According to Steve Good, market research from surveys and focus groups has indicated that consumers see Terminix as an organization of competent, capable and amiable professionals. New advertising, therefore, will reinforce that positive Terminix personality.

“Our research has shown us that 60% of the people who purchase pest control service don’t necessarily shop it,” said Steve Good, vice president of marketing for Terminix, “so we’re interested in capturing top-of-the-mind awareness.” The premise, Good explained, is if Terminix is on the top of consumers’ minds it will be the first company they call.

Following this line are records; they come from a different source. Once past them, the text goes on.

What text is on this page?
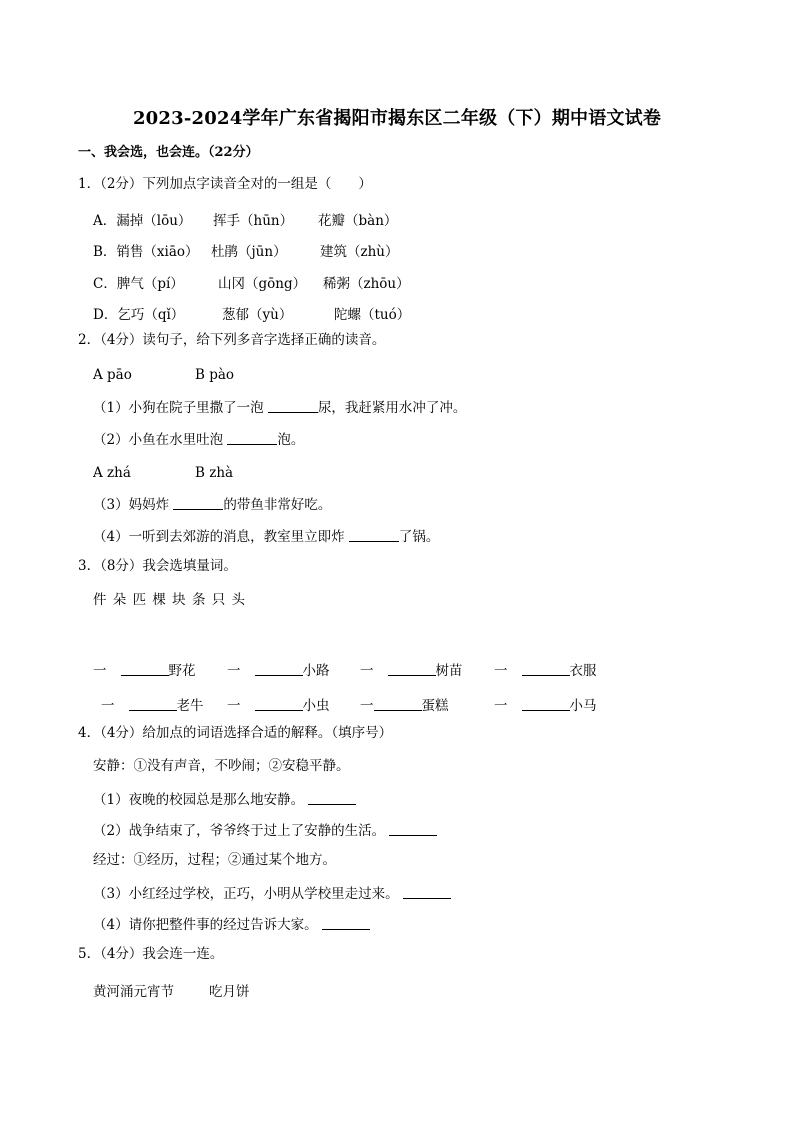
2023-2024学年广东省揭阳市揭东区二年级（下）期中语文试卷
一、我会选，也会连。（22分）
1．（2分）下列加点字读音全对的一组是（　　）
A．漏掉（lōu） 挥手（hūn） 花瓣（bàn）
B．销售（xiāo） 杜鹃（jūn） 建筑（zhù）
C．脾气（pí）	山冈（gōng） 稀粥（zhōu）
D．乞巧（qǐ）	葱郁（yù）	陀螺（tuó）
2．（4分）读句子，给下列多音字选择正确的读音。
A pāo	B pào
（1）小狗在院子里撒了一泡	尿，我赶紧用水冲了冲。
（2）小鱼在水里吐泡	泡。
A zhá	B zhà
（3）妈妈炸	的带鱼非常好吃。
（4）一听到去郊游的消息，教室里立即炸	了锅。
3．（8分）我会选填量词。
件 朵 匹 棵 块 条 只 头
一	野花 一	小路 一	树苗 一	衣服
一	老牛 一	小虫 一	蛋糕	一	小马
4．（4分）给加点的词语选择合适的解释。（填序号）
安静：①没有声音，不吵闹；②安稳平静。
（1）夜晚的校园总是那么地安静。
（2）战争结束了，爷爷终于过上了安静的生活。
经过：①经历，过程；②通过某个地方。
（3）小红经过学校，正巧，小明从学校里走过来。
（4）请你把整件事的经过告诉大家。
5．（4分）我会连一连。
黄河涌元宵节	吃月饼
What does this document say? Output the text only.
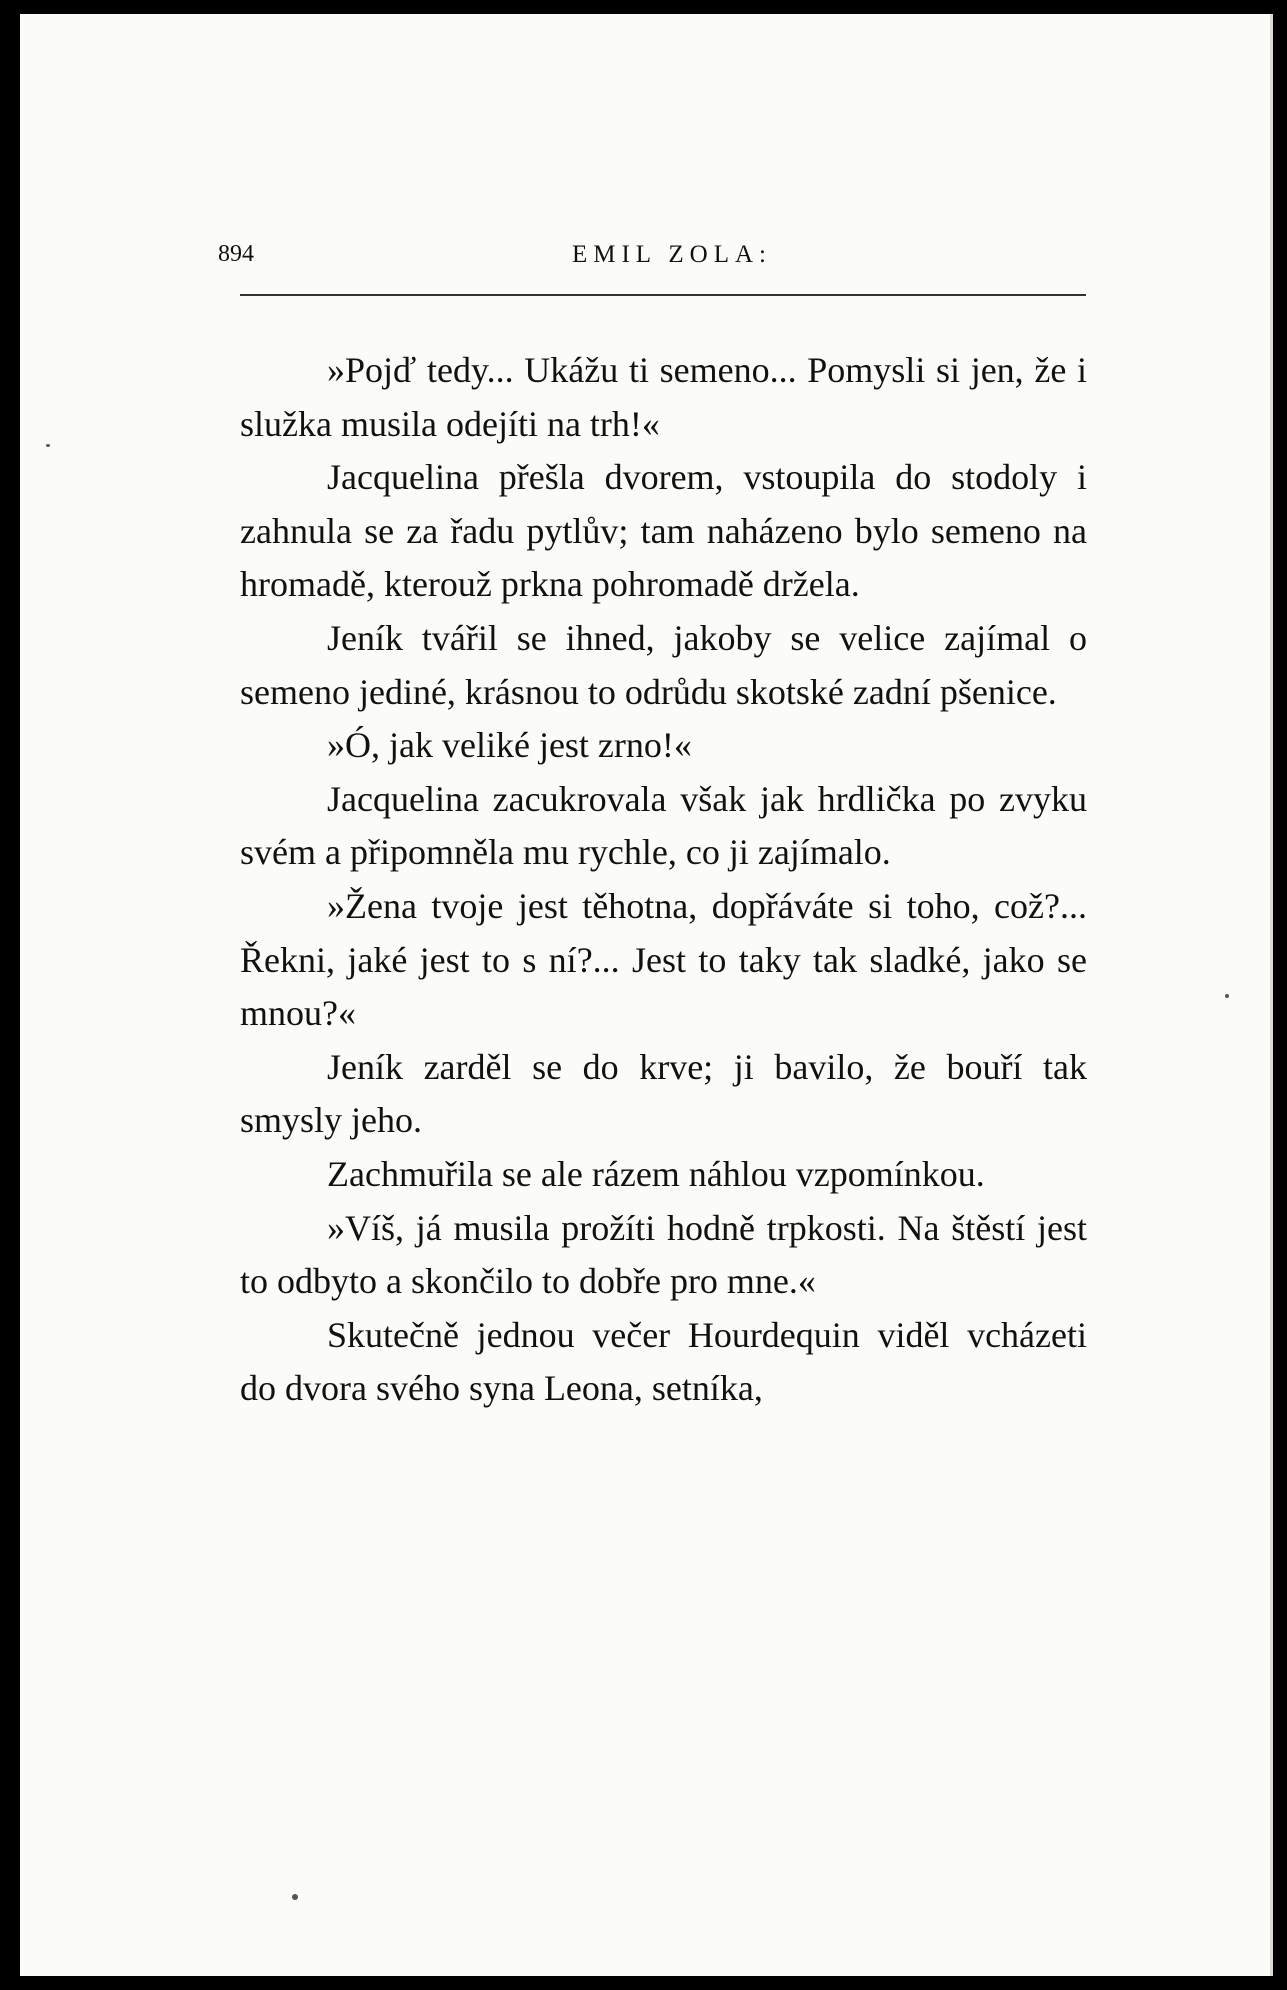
894	EMIL ZOLA:

»Pojď tedy... Ukážu ti semeno... Pomysli si jen, že i služka musila odejíti na trh!«

Jacquelina přešla dvorem, vstoupila do stodoly i zahnula se za řadu pytlův; tam naházeno bylo semeno na hromadě, kterouž prkna pohromadě držela.

Jeník tvářil se ihned, jakoby se velice zajímal o semeno jediné, krásnou to odrůdu skotské zadní pšenice.

»Ó, jak veliké jest zrno!«

Jacquelina zacukrovala však jak hrdlička po zvyku svém a připomněla mu rychle, co ji zajímalo.

»Žena tvoje jest těhotna, dopřáváte si toho, což?... Řekni, jaké jest to s ní?... Jest to taky tak sladké, jako se mnou?«

Jeník zarděl se do krve; ji bavilo, že bouří tak smysly jeho.

Zachmuřila se ale rázem náhlou vzpomínkou.

»Víš, já musila prožíti hodně trpkosti. Na štěstí jest to odbyto a skončilo to dobře pro mne.«

Skutečně jednou večer Hourdequin viděl vcházeti do dvora svého syna Leona, setníka,
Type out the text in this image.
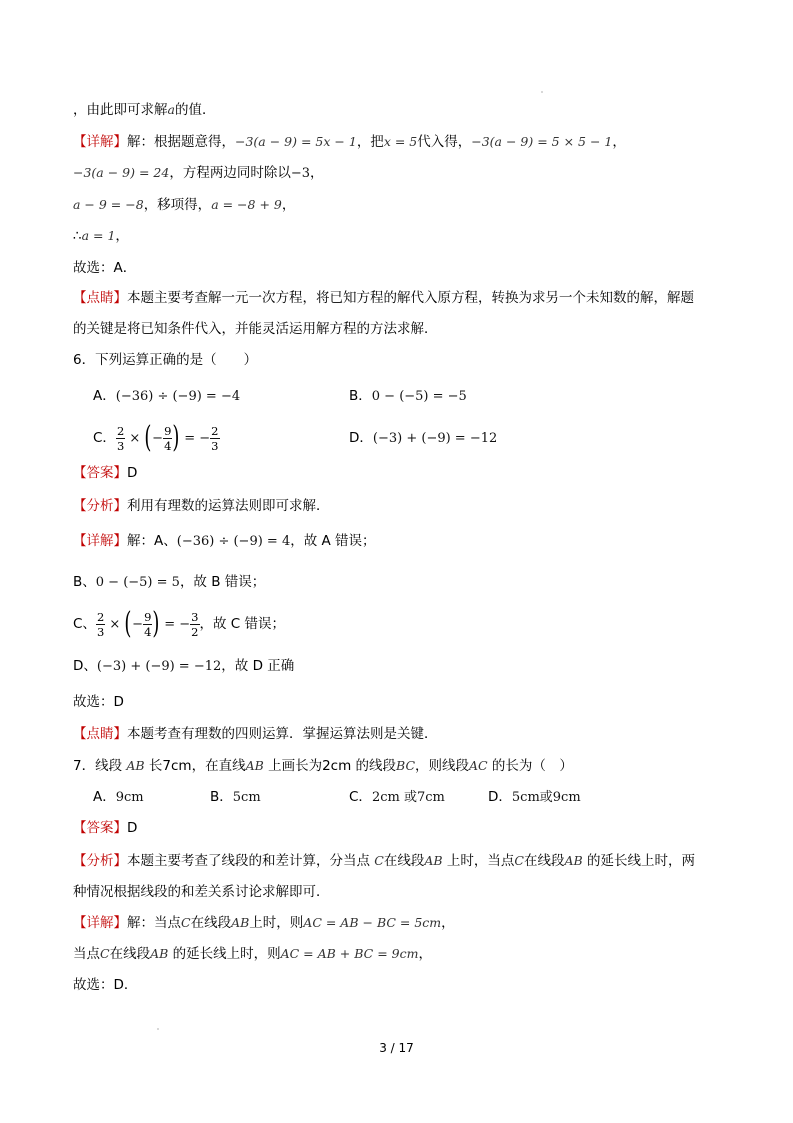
，由此即可求解a的值．
【详解】解：根据题意得，−3(a − 9) = 5x − 1，把x = 5代入得，−3(a − 9) = 5 × 5 − 1，
−3(a − 9) = 24，方程两边同时除以−3，
a − 9 = −8，移项得，a = −8 + 9，
∴a = 1，
故选：A．
【点睛】本题主要考查解一元一次方程，将已知方程的解代入原方程，转换为求另一个未知数的解，解题
的关键是将已知条件代入，并能灵活运用解方程的方法求解．
6．下列运算正确的是（　　）
A．(−36) ÷ (−9) = −4	B．0 − (−5) = −5
C． $\frac{2}{3}$ × (− $\frac{9}{4}$ ) = − $\frac{2}{3}$	D．(−3) + (−9) = −12
【答案】D
【分析】利用有理数的运算法则即可求解．
【详解】解：A、(−36) ÷ (−9) = 4，故 A 错误；
B、0 − (−5) = 5，故 B 错误；
C、 $\frac{2}{3}$ × (− $\frac{9}{4}$ ) = − $\frac{3}{2}$ ，故 C 错误；
D、(−3) + (−9) = −12，故 D 正确
故选：D
【点睛】本题考查有理数的四则运算．掌握运算法则是关键．
7．线段 AB 长7cm，在直线AB 上画长为2cm 的线段BC，则线段AC 的长为（　）
A．9cm	B．5cm	C．2cm 或7cm	D．5cm或9cm
【答案】D
【分析】本题主要考查了线段的和差计算，分当点 C在线段AB 上时，当点C在线段AB 的延长线上时，两
种情况根据线段的和差关系讨论求解即可．
【详解】解：当点C在线段AB上时，则AC = AB − BC = 5cm，
当点C在线段AB 的延长线上时，则AC = AB + BC = 9cm，
故选：D．
3 / 17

Terminix’s new advertising campaign reinforces the company’s friendly, confident image, and like previous campaigns, depicts a lighthearted conspiracy pitting insects against humans. But one important difference concerns the insects themselves: In previous advertisements, the insect characters were heard but were never seen. This year, says Good, “consumers get to meet the bugs.”

“We believe it’s going to be an exceptionally strong campaign,” said Good. “We believe it’s going to provide a dramatic lift to our business.” The campaign contains television, cable, Yellow Pages, and direct marketing components.